Retired in Rome Journal: Losing 10 pounds in Italy isn’t as hard as you think

I'm not a great cook, but I'm a good cook in Rome. Fresh pasta and sweet tomatoes can make simple meals delicious.
I’m not a great cook, but I’m a good cook in Rome. Fresh pasta and sweet tomatoes can make simple meals delicious.
I received a little bit of a shock Tuesday. I weighed myself for the first time since I moved to Rome Jan. 10. I’ve lost 10 pounds. None of them were ugly. I’m down to 90 kilos or 198 pounds. At 6-foot-3, I’m the lightest I’ve been in more than 20 years. That’s not good. My best friend, whom I grew up with in Eugene, wrote me, “You’re the skinniest I’ve seen you since you were in high school.” When I graduated from high school, I was 6-2, 165 pounds. You think you women have body issues?

So do I.

Losing weight in Italy shocks people. It’s like getting fat in rural Sudan. It makes no sense.

I’ve spent half of these blogs writing about my adventures in pasta, sausage, buffala mozzarella, French pastry, Italian pastry, cappuccino with foamy whole milk and pizzas so perfect you think artists made them instead of cooks. In fact, I’m writing this from Linari, a pasticceria (pastry shop) in my new neighborhood. Since it opened in Testaccio 40 years ago, it has built a reputation as arguably the best pasticceria in Rome. I’m typing while standing guard over a display case of chocolate-filled cornettos, cannolis and white mountains of chocolate-flecked baked meringue.

Most people would gain five pounds just looking up.

The lifestyle in Rome, however, has built-in safeguards. Like Romans, I walk everywhere. When I lived in Centro Storico, I didn’t need public transportation for two months. Rome is one of the world’s great walking cities and I would walk four to six miles a day.

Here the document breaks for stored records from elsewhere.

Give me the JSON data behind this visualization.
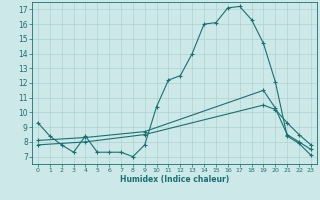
{
  "xlabel": "Humidex (Indice chaleur)",
  "bg_color": "#cce8e8",
  "line_color": "#1a7070",
  "xlim": [
    -0.5,
    23.5
  ],
  "ylim": [
    6.5,
    17.5
  ],
  "xticks": [
    0,
    1,
    2,
    3,
    4,
    5,
    6,
    7,
    8,
    9,
    10,
    11,
    12,
    13,
    14,
    15,
    16,
    17,
    18,
    19,
    20,
    21,
    22,
    23
  ],
  "yticks": [
    7,
    8,
    9,
    10,
    11,
    12,
    13,
    14,
    15,
    16,
    17
  ],
  "series": [
    {
      "x": [
        0,
        1,
        2,
        3,
        4,
        5,
        6,
        7,
        8,
        9,
        10,
        11,
        12,
        13,
        14,
        15,
        16,
        17,
        18,
        19,
        20,
        21,
        22,
        23
      ],
      "y": [
        9.3,
        8.4,
        7.8,
        7.3,
        8.4,
        7.3,
        7.3,
        7.3,
        7.0,
        7.8,
        10.4,
        12.2,
        12.5,
        14.0,
        16.0,
        16.1,
        17.1,
        17.2,
        16.3,
        14.7,
        12.1,
        8.4,
        7.9,
        7.1
      ],
      "has_marker": true
    },
    {
      "x": [
        0,
        4,
        9,
        19,
        20,
        21,
        22,
        23
      ],
      "y": [
        8.1,
        8.3,
        8.7,
        11.5,
        10.3,
        8.5,
        8.0,
        7.5
      ],
      "has_marker": true
    },
    {
      "x": [
        0,
        4,
        9,
        19,
        20,
        21,
        22,
        23
      ],
      "y": [
        7.8,
        8.0,
        8.5,
        10.5,
        10.2,
        9.3,
        8.5,
        7.8
      ],
      "has_marker": true
    }
  ]
}
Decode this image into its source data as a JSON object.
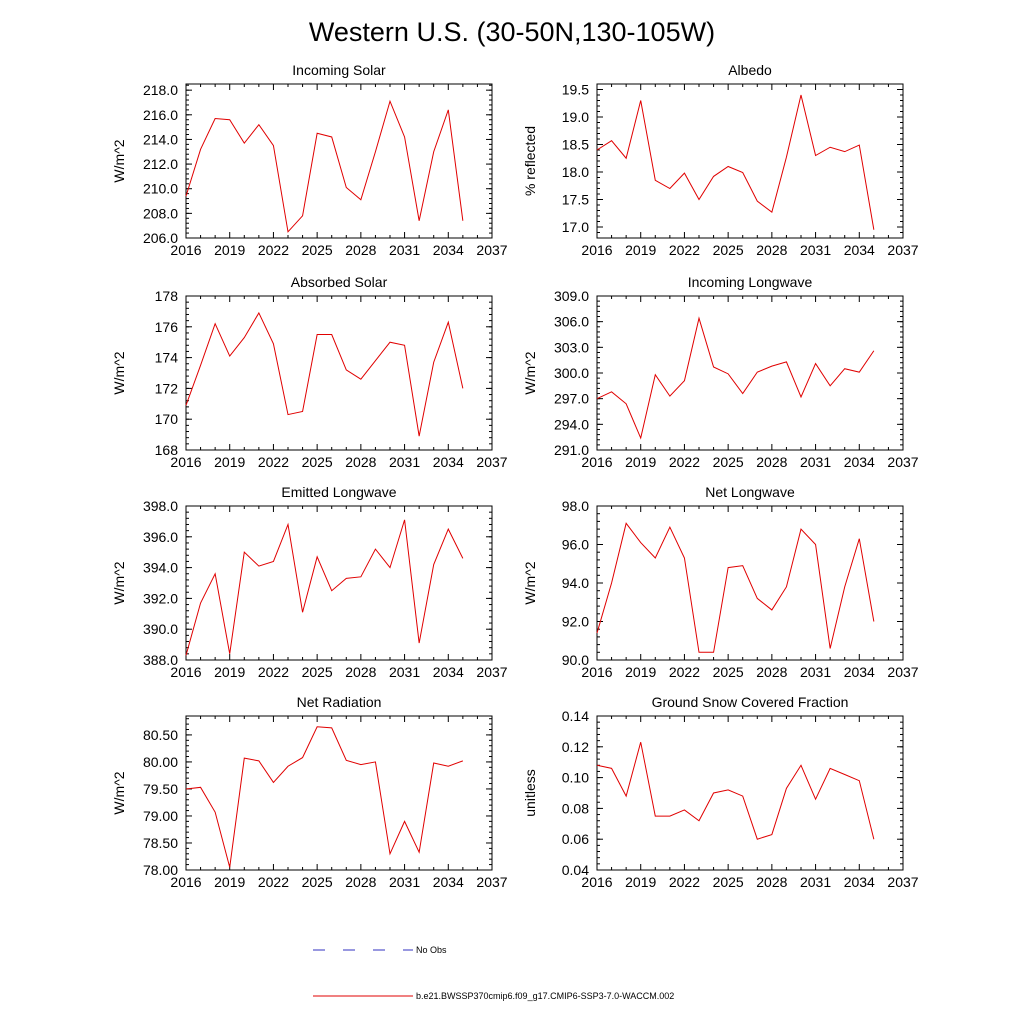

Even when I wasn’t going anywhere, I’d just wander. I have a pile of business cards from restaurants and cafes I stumbled on just in my daily rambles. Even when I take a subway, it’s a 10-12 minute walk.

A car is out of the question. Even if you can afford one, if the outrageous insurance costs don’t drive you mad the parking will. You’ve heard of double parking? Romans triple park. If you’re ever in Rome and hear a car horn go off for 10 minutes, it’s not stuck. It’s a guy notifying the neighborhood that his car is pinned to the curb by two other parked cars. When the offending motorists comes out to free the other guy’s car, they don’t exchange words. They exchange pleasantries. Forza Roma!

It’s the infernal life in the Eternal City.

Food is the other safeguard. Yes, it’s Italian. Yes, it’s pizza and pasta and cheese and tomato sauce. Throw in some gelato and you think Venice can’t be the only city in Italy that’s sinking. Actually, the food in Italy — the true Italian food — is healthy. The sausage is leaner than any I’ve had in the U.S. The pasta is fresh. The tomatoes have no preservatives. Even the gelato has a third to two-thirds fewer calories than Ben & Jerry’s. The sauces are simple with few ingredients. But each ingredient is special.

Last night I made a penne pasta with just two crumbled sausage links, some chopped red bell pepper and three crushed fresh tomatoes. Sprinkled with some parmigiano reggiano, I had a delicious, healthy meal that didn’t make me waddle out of my chair.

Americans don’t know how to do Italian food. The sauces have more ingredients than a jet engine. The massive portions could feed Tuscany. I remember working in Las Vegas and attending a press conference for a touring pro basketball team from Italy. The sponsors had the poor insight of holding at an Olive Garden. The players were disgusted just by the garlic bread. They all ordered plain pasta with tomato sauce.

Basta cosi! (That’s enough).

Consequently, Italians are remarkably fit. A fat person stands out here like a jaguar walking across the Roman Forum. I remember my first stint in Rome I saw an extremely overweight woman walk by me near the Vatican. Curious, I turned and followed her. Then she began to talk. She was an American. I wasn’t surprised.

The Italians have a saying for their being. It’s called La Bella Figura (The Beautiful Form). It’s not just physical. It’s a mentality, a quest to always look your best even when the difficult life in Italy beats you down. Romans can’t afford many clothes but the clothes they buy are top notch. They carry themselves in a way that says they want to be looked at, whether it’s a woman’s stilettos that skip gracefully over 2,000-year-old cobblestones or a man’s scarf he wears even when it’s 60 degrees out.

All Romans aren’t beautiful. But most are fit. I always said Americans have the best-preserved women in the world. A driven independence and fitness centers that fill every afternoon at 5 have provided the U.S. with an ageless species. But two-thirds of the American population remains overweight. Half of those are classified as obese. In Italy, only a third are fat. Combine that with Roman women’s style, Italian fashions and sense of self worth and you have women here who can make Michelangelo’s David even harder than he already is.